First, the weather report. We’ve gone from winter to summer. After a long cool spring that had near-freezing overnight temps into the third week in May, I expect I will be complaining about the heat any day now. Probably today. The car thinks we hit 91 degrees today. Naturally I expect the authorities to issue an excessive heat warning any time now.
Having established the weather, on to the happenings.
To my ears, “Community” is an overused trigger word. Depending how it is bantered about, I struggle to understand what community is being referenced. It is my humble opinion that people too frequently use the word to describe … well, something. Sort of.
As much as I dislike the word, this week I’ve started to think that I do, in fact, have a “community”. Or maybe communities.
Community shows up in little ways and big ones. In little ways, the people who choose to make this area home collectively shape our shared experience. The coffee shop and shelter in downtown Laporte. The small meat counter and grocery. The guys at the dump who are always so kind. The gas station that doesn’t have a lot of pumps, but always has diesel.

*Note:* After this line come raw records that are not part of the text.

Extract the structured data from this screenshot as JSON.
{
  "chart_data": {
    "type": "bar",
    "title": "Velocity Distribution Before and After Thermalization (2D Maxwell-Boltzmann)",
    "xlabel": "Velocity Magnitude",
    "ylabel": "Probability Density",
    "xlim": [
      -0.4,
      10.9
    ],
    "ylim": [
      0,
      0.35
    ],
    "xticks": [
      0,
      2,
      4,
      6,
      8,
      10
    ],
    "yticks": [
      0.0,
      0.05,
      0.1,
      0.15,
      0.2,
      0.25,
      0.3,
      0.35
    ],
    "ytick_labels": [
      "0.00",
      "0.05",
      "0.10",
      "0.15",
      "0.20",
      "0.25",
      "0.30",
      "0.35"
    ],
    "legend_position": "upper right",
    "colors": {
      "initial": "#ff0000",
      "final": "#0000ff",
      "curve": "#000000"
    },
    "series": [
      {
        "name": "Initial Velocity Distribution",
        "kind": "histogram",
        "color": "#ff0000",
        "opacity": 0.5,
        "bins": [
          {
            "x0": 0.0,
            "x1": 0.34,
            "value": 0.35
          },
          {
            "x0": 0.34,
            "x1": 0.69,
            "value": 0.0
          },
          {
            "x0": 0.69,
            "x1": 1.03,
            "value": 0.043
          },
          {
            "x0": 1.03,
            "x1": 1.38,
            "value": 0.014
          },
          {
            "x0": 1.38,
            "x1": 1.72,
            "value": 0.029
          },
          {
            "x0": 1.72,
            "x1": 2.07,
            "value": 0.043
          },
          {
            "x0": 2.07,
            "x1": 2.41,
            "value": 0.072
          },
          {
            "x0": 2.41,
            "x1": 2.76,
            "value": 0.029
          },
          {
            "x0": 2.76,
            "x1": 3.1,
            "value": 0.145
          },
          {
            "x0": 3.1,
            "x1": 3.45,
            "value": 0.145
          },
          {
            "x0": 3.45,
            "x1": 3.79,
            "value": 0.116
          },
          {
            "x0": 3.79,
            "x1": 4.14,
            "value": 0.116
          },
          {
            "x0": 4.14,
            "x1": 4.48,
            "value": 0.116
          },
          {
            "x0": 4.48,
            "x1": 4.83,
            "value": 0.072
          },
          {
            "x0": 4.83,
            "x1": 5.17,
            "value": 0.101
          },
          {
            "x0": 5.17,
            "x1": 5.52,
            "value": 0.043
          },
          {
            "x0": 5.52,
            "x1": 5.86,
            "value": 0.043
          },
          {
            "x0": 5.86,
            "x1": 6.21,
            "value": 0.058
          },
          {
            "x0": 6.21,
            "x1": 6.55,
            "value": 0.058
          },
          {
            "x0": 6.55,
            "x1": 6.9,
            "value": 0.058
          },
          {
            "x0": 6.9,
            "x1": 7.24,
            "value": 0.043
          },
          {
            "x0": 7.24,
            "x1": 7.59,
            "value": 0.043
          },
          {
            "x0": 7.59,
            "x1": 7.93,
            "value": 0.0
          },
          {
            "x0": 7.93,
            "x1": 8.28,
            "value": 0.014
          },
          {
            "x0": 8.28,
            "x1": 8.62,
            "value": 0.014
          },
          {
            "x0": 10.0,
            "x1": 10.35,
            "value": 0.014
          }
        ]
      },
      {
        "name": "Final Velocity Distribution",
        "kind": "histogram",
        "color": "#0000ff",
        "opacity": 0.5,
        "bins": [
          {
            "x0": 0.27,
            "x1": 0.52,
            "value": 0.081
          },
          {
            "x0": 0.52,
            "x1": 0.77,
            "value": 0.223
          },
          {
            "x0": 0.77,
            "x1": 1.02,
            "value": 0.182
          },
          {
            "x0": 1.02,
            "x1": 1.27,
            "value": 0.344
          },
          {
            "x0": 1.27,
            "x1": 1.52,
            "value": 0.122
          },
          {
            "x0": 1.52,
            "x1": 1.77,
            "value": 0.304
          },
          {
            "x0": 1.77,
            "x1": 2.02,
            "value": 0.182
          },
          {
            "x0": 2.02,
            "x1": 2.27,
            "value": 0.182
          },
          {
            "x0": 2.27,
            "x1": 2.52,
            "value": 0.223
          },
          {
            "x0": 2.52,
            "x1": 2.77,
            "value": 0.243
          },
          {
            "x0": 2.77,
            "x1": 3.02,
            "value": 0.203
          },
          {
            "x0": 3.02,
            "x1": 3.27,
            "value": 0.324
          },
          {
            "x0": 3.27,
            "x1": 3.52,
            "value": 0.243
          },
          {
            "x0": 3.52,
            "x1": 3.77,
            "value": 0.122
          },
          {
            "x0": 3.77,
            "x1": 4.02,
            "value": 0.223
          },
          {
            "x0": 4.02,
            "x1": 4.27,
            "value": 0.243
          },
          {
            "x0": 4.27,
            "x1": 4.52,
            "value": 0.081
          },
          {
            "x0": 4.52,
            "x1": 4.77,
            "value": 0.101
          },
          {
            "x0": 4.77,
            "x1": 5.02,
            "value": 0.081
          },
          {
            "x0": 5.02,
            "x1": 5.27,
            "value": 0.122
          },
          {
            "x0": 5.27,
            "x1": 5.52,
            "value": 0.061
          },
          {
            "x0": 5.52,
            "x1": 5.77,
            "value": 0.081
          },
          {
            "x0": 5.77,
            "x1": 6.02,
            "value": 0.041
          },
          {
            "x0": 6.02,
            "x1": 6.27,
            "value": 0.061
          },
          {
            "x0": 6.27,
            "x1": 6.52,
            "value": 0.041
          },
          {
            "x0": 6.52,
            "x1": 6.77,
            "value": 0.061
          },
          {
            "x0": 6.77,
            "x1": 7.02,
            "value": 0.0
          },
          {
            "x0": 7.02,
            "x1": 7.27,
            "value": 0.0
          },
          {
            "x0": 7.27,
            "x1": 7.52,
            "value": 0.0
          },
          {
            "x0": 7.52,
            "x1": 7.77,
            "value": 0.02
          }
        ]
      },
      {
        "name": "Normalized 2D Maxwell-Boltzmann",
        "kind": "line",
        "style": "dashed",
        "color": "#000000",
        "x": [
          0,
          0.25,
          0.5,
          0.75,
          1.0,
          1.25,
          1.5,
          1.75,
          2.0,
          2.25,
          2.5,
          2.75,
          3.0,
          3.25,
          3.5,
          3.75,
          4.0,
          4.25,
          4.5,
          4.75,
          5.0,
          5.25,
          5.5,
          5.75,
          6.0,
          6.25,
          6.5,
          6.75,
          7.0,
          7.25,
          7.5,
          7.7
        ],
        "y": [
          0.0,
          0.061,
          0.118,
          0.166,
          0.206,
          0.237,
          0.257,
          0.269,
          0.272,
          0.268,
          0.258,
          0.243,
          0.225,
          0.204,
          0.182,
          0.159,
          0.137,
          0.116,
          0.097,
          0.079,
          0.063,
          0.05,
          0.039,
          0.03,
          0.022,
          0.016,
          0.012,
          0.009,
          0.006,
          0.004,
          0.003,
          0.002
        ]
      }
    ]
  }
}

Saturday night in Laporte can sometimes include dinner at the Popple Bar “in town”. The Laporte city sign states that it has 134 residents, so we’re using “town” a bit loosely.
But on Saturday night in this town, our server is a person also named, “Daphne”. Our neighbors who operate the winery next door were also at the Popple for dinner. And the music act booked for Sunday afternoon at the winery next door is a two-man band from the next town over.

Sunday morning we worked in an even smaller community, our own. At the front house we moved the adolescent chicks into their bigger coup. The converted “mini-goat barn” still needs interior work before winter, but it’s good enough for now. The flock is outgrowing the smaller, official chicken coup by the day, so mini-goat barn it is – ready or not.
Achieving the chicken move we stopped by the winery next door for the aforementioned live music. Here, in this space (to use another term of the day), the community included hearty, even if graying somewhat, travelers still singing the optimism and hope of the 60s, still believing that we can be better, the way the crochet-clothed crowd did before the 80s hit. Still wearing tie-dye. I’m not a member of that community, I am solidly and stereotypically Gen-X, but I can see it and I can see its members recognize each other.

And there are the bigger, more intentional ways. Today, Monday, May 25, 2026, I got to be part of a community that never forgets the sacrifices of others. On this Memorial Day, like most of the Memorial Days in my 47 years, I will go to the same cemetery, in the same woods, to listen to the same hymns and poems, all to memorialize and honor the same souls — those who gave the ultimate sacrifice in service to their nation and their communities. Memorial Day is a national holiday experienced locally in all sizes of cemeteries in all kinds of communities. It’s a reminder that we can, individually and together, be better and bigger than ourselves. More magnanimous. More loving. More gracious to others. At least until Tuesday morning.
This year it’s also the 100-year anniversary of the Ladies Birthday Club. For 100 years the Ladies Birthday Club has supported the Leader community by catering events, weddings, and deaths for a free will offering. The profits are donated to maintaining community assets like the Leader Hall.
As much as I dislike the word, and as much as I’ve overused it here, the dedicated members of this local community have, through their service to each other, very much earned and built community.
With that, I sat down, sort of shut up, and enjoyed my white bread egg salad sandwich. In community. And that is the news from Laporte this week.